Have you seen the stories about new tests for Alzheimer’s Disease that supposedly are just around the corner? The claims: A simple blood test, an eye test, even a smell test that could show that you are at high risk for Alzheimer’s decades before you develop symptoms. They are promising, scary, and–so far–premature.
Sadly, we’ve seen this movie before. Like most Alzheimer’s-related science, there turns out to much less to these stories than their promoters claim. For years, we’ve heard about the drug cures, or the brain-training products, diets, or exercise programs that can delay dementia. None have panned out.
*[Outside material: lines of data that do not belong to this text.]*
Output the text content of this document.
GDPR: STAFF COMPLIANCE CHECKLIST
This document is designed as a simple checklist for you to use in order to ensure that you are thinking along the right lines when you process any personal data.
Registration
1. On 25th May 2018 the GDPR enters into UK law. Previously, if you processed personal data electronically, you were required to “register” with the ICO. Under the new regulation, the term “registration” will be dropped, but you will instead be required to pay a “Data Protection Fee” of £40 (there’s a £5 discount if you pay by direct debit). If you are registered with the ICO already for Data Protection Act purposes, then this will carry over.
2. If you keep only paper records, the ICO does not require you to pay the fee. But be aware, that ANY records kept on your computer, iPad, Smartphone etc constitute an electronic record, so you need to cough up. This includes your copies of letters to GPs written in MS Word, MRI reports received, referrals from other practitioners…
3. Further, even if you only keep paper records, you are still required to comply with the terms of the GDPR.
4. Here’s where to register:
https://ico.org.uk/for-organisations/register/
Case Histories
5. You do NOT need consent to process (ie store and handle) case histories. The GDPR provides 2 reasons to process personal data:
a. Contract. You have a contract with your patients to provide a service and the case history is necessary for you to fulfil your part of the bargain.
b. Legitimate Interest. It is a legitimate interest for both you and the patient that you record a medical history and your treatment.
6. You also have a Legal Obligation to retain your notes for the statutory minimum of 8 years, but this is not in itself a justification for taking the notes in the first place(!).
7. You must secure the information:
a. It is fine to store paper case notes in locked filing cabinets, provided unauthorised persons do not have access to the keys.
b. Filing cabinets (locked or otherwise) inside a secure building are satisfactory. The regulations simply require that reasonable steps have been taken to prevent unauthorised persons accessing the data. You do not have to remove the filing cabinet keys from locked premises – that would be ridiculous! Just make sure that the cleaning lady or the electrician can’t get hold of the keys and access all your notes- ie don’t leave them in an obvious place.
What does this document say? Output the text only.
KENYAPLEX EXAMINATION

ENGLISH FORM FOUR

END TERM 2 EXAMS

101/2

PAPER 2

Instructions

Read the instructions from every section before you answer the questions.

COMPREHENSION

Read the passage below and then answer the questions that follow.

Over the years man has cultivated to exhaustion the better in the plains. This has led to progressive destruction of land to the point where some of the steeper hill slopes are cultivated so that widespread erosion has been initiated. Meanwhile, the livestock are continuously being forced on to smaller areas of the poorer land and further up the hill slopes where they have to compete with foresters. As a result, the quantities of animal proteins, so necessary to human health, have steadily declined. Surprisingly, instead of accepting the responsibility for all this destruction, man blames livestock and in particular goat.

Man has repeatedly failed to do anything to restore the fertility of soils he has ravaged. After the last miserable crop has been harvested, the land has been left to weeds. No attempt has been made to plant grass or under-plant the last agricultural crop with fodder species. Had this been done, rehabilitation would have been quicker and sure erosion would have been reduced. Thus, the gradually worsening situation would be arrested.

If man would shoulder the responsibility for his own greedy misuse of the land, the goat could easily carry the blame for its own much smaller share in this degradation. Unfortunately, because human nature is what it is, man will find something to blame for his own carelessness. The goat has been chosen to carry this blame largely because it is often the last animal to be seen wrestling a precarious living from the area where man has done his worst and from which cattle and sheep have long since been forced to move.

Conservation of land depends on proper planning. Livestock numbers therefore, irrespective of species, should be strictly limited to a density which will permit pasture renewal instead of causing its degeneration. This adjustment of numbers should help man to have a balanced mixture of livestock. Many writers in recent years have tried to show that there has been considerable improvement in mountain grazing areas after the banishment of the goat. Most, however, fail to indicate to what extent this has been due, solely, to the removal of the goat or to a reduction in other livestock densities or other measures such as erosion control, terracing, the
And it is far too early to know if cheap, accurate, and non-invasive early testing will either.
If one or more does prove reliable, it will raise important ethical, medical, and financial questions that we have yet to think through even though the consequences of Alzheimer’s testing have been quietly debated for a long time. Here is a piece I wrote seven years ago on the issue.
Long-term care insurance
One consequence: An accurate, widely-available test to detect Alzheimer’s years before a person shows symptoms will destroy the market for voluntary long-term care insurance. Why? Because people who test positive will be far more likely to want to buy insurance than those who don’t. And because dementia is the single most important condition that affects people who go to claim, premiums would explode. Already, half of long-term care insurance claims are for people with dementia.
If insurance companies have access to those test results, they will refuse to insure those who test positive (at least not at an affordable price). If the government bars insurers from seeing the results, carriers will simply assume that prospective buyers are more likely to have tested positive for Alzheimer’s and price all policies accordingly. Either way, the already-crippled voluntary long-term care insurance market would almost-certainly die.
But that’s just one question. How would patients react to knowing they are more likely to suffer the effects of an incurable disease decades from now? How would it affect their medical care? Imagine someone needs a kidney transplant. Would they fall off the waiting list because they are more likely to show symptoms of dementia in a decade?
And what would “more likely” mean? Would a test show that someone is 100 percent certain to develop cognitive impairment years from now? Fifty percent more likely? And, remember, Alzheimer’s is only one of many cognitive diseases. Just because a person tests as low risk for Alzheimer’s, she may still contract vascular or Lewy Body dementia.
Drug researchers are anxious to develop a test that identifies high-risk people years before they show symptoms. One reason: It would make new drug testing possible.
Some argue that anti-Alzheimer’s drugs have been unsuccessful because they have been administered too late—after patients begin to show symptoms. Thus, researchers would like to try these drugs sooner. But how can they do that if they don’t know who is at risk? And ethically, how could they experiment on someone who may not have the disease they want to treat. An accurate, non-invasive test would help solve those problems.
On balance, an accurate, low-cost test for one form of dementia is a good thing, and it is probably inevitable even if it isn’t on the immediate horizon. That’s why we need to start thinking today about its medical, ethical, and financial consequences.